The pound has slipped to a new 37-year-low against the dollar after a rally for the US greenback while UK investors swallowed the prospect of mammoth borrowing to fund a package to deal with soaring energy bills.
Sterling dipped as low as 1.1403 dollars on Wednesday afternoon, surpassing the trough of 1.1412 seen at the outset of the Covid-19 pandemic in March 2020.

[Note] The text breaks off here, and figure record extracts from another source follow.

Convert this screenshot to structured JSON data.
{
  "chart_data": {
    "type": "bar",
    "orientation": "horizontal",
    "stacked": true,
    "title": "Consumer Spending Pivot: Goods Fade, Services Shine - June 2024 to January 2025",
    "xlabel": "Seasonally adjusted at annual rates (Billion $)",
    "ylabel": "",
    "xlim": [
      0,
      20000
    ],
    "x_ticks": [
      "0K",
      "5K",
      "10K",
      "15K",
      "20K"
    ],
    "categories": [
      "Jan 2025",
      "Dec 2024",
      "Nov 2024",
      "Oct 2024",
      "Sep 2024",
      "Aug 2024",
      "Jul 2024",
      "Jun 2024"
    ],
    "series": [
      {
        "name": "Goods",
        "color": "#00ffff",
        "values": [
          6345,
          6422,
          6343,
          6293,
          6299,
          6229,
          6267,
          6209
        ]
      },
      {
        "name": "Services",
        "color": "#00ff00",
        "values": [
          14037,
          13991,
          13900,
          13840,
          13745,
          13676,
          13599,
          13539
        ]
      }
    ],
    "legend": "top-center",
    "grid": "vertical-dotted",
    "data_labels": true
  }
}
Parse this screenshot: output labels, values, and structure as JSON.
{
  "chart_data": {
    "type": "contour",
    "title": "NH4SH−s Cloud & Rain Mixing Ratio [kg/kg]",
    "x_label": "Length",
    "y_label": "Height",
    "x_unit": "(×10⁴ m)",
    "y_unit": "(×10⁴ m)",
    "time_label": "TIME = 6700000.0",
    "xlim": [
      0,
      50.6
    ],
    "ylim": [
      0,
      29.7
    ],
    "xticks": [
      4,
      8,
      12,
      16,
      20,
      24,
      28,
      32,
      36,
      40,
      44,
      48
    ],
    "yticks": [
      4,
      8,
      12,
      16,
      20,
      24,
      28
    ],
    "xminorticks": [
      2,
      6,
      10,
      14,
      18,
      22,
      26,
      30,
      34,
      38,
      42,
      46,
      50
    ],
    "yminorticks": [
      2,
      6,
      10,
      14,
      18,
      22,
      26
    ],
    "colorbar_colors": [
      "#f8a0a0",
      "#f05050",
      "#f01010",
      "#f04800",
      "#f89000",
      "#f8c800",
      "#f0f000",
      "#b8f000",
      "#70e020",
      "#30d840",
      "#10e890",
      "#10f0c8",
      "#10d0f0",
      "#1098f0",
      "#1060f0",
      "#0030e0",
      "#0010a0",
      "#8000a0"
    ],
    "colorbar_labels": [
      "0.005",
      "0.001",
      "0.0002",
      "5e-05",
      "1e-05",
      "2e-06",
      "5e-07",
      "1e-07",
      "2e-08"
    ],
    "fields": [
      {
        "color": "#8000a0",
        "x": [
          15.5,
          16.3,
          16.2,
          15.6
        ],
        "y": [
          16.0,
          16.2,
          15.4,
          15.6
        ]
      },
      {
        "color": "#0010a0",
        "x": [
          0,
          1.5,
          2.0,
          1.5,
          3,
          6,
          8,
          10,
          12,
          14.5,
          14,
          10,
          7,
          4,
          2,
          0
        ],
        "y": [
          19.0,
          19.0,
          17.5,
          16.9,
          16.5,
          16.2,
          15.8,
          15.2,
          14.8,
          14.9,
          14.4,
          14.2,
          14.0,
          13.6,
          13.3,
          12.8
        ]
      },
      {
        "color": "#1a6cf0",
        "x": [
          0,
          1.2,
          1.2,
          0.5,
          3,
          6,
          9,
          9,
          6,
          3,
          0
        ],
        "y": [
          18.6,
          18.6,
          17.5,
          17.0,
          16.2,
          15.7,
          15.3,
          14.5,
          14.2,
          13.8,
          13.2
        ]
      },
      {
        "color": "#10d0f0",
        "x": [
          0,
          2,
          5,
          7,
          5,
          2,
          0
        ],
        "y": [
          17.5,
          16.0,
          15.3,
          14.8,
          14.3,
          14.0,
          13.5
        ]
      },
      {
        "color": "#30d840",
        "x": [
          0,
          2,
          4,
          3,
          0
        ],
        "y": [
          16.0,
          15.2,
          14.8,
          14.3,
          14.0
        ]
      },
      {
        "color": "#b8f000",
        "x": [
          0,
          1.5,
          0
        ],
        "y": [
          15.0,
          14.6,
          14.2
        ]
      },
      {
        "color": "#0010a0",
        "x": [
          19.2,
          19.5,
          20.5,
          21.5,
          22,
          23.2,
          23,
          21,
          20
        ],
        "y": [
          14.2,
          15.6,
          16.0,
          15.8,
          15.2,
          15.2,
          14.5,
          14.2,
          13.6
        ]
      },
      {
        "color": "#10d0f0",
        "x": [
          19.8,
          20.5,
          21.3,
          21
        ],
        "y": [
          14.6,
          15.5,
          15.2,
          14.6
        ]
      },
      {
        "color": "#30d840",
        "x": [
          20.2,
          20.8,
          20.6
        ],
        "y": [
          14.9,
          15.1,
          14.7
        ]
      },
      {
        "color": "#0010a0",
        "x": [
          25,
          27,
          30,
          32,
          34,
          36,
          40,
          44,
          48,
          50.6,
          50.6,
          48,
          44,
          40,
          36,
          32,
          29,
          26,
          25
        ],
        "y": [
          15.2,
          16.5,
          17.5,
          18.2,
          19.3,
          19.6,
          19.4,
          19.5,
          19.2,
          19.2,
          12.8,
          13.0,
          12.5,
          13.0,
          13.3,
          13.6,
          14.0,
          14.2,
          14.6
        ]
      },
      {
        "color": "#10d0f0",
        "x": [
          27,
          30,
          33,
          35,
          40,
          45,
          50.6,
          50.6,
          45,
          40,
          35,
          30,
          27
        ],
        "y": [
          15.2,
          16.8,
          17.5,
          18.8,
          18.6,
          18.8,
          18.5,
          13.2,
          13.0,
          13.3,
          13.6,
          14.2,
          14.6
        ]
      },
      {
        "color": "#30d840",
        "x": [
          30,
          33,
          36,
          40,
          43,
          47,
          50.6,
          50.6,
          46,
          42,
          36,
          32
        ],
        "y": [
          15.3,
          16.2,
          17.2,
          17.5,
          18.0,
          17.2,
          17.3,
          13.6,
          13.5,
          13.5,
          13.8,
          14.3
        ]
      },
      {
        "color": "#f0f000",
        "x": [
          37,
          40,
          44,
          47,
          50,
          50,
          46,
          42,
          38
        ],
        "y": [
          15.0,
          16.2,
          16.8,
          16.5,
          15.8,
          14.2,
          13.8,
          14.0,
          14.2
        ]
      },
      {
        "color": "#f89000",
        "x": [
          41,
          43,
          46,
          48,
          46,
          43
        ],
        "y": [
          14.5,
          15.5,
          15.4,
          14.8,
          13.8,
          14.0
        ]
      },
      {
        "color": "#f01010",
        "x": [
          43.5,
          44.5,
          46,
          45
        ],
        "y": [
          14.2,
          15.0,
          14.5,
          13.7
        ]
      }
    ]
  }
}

It comes after the dollar continued its recent strong spell, which saw it hit a 24-year-high against the Japanese Yen earlier in the session.
The dollar has also closed in on a 20-year-high against the euro.
Andrew Bailey, governor of the Bank of England, highlighted the strength of the US currency during a Treasury Select Committee meeting earlier on Wednesday, as he explained to MPs the recent weakness in the pound.
Russ Mould, investment director at AJ Bell, said: “The DXY index, which measures the value of the dollar against six major currencies, stands at its highest level since 2002.
“Investors need to keep a close eye on this, because periods of marked dollar strength in the past have seen chaos in emerging markets, but also weakness in developed market stocks and commodity prices for good measure.”
Sterling’s recent drop has also been linked to the dual impact of rocketing inflation and the gloomy economic outlook, which last month saw the Bank of England forecast five consecutive quarters of recession.
New Chancellor of the Exchequer Kwasi Kwarteng also spoke to business leaders earlier in the day, highlighting that increased borrowing would be needed to fund energy plans, which are due to be announced on Thursday.
The fears of increased borrowing also pushed benchmark gilt yields beyond 3%, to the highest in around 11 years.
Confidence in the pound was also weakened after Huw Pill, chief economist at the Bank of England, told MPs that Prime Minister Liz Truss’s touted energy support for households could reduce inflation compared with previous forecasts.
The central bank previously predicted inflation could pass 13% in October.
However, the potential tempering of inflation expectations could mean reduced action over interest rates by the Bank.